I originally trained as a pharmacist, then moved into laboratory science via a Master of Research in Biological Sciences in Manchester and a PhD in Cardiovascular Physiology from University of Glasgow. I moved to Oxford in 2000 for my first post-doctoral position and have stayed ever since. I am currently Associate Professor of Cardiovascular Physiology in the Division of Cardiovascular Medicine and run the 'Cardiac Energetics and Integrative Physiology' research group funded by the British Heart Foundation.

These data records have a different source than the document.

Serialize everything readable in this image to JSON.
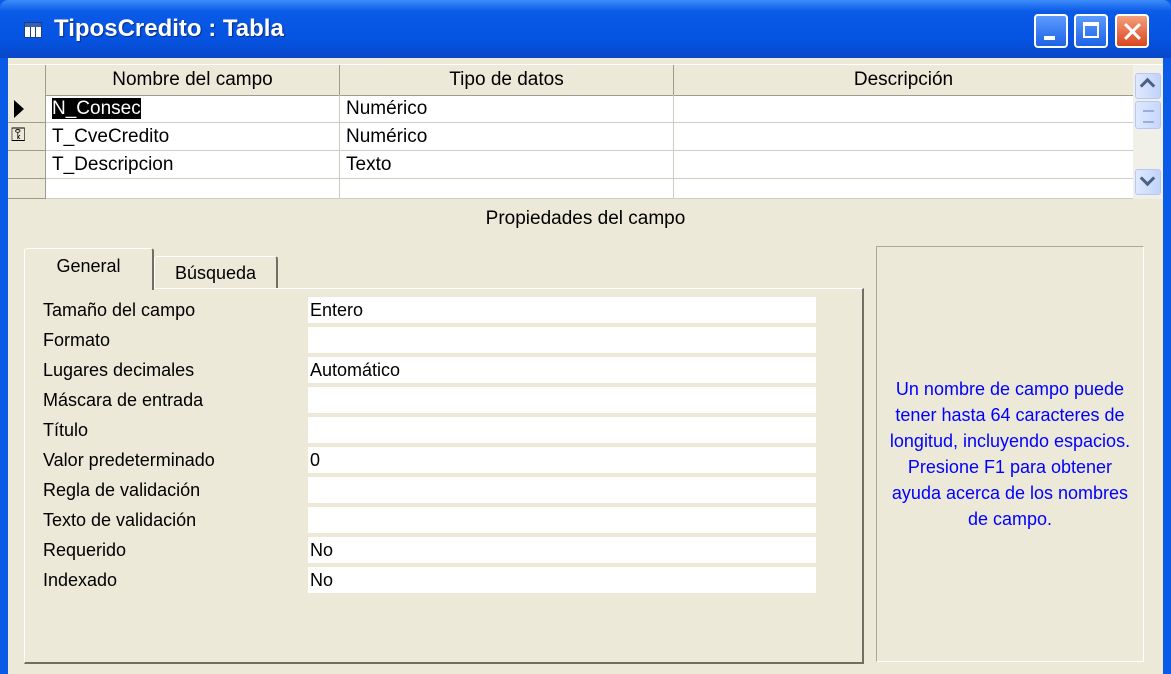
{
  "window": {
    "title": "TiposCredito : Tabla"
  },
  "grid": {
    "columns": [
      "Nombre del campo",
      "Tipo de datos",
      "Descripción"
    ],
    "rows": [
      {
        "indicator": "current",
        "name": "N_Consec",
        "type": "Numérico",
        "description": ""
      },
      {
        "indicator": "key",
        "name": "T_CveCredito",
        "type": "Numérico",
        "description": ""
      },
      {
        "indicator": "",
        "name": "T_Descripcion",
        "type": "Texto",
        "description": ""
      },
      {
        "indicator": "",
        "name": "",
        "type": "",
        "description": ""
      }
    ]
  },
  "properties": {
    "section_title": "Propiedades del campo",
    "tabs": [
      "General",
      "Búsqueda"
    ],
    "active_tab": "General",
    "items": [
      {
        "label": "Tamaño del campo",
        "value": "Entero"
      },
      {
        "label": "Formato",
        "value": ""
      },
      {
        "label": "Lugares decimales",
        "value": "Automático"
      },
      {
        "label": "Máscara de entrada",
        "value": ""
      },
      {
        "label": "Título",
        "value": ""
      },
      {
        "label": "Valor predeterminado",
        "value": "0"
      },
      {
        "label": "Regla de validación",
        "value": ""
      },
      {
        "label": "Texto de validación",
        "value": ""
      },
      {
        "label": "Requerido",
        "value": "No"
      },
      {
        "label": "Indexado",
        "value": "No"
      }
    ]
  },
  "help": {
    "text": "Un nombre de campo puede tener hasta 64 caracteres de longitud, incluyendo espacios. Presione F1 para obtener ayuda acerca de los nombres de campo.",
    "color": "#0000ff"
  },
  "icons": {
    "window": "table-icon",
    "current_row": "current-row-arrow-icon",
    "primary_key": "primary-key-icon"
  }
}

My research aims to understand the contribution of cellular energy metabolism to cardiac function in health and disease. In particular, to explore the therapeutic potential of augmenting cardiac energetics in the setting of acute ischaemia and chronic heart failure. My personal expertise lies in assessing in vivo cardiac function and I am Head of the Murine Cardiac Phenotyping Laboratory within the Division of Cardiovascular Medicine. Our research paradigm is to identify a protein of interest from the literature or from cell-based experiments and collaborate with the transgenic core to create a genetically-modified model of altered protein function. We then determine the effect on global cardiac function using techniques similar to those available in the clinic, e.g. by echocardiography, ECG, heart catheterisation or MRI. Often, we are interested in how specific proteins alter the disease process, and we test this in clinically-relevant models of cardiac hypertrophy, ischaemia-reperfusion and heart failure. This provides proof-of-concept on whether tweaking a particular protein might provide therapeutic benefit. We then seek to explore physiological and pathophysiological regulation of our protein target, since this may identify pathways that modify protein function. For this, we use a wide variety of biochemical and molecular biology techniques (e.g. Western blot, HPLC, protein activity assays, radiolabel uptake, PCR, immunoprecipitation), cell culture studies (e.g. confocal microscopy, siRNA knockdown), and collaborate on non-biased approaches such as global gene array, proteomics, and metabolomics.  The creatine transporter (SLC6A8) is a key focus of our current research and we are collaborating with colleagues in Chemistry to identify small molecule modulators of the creatine transporter as the basis for novel treatments for ischaemia-reperfusion injury. Similar approaches are being applied to the creatine kinase and adenylate kinase enzymes, and to the metabolite homoarginine, which we recently found to improve cardiac function in a model of chronic heart failure.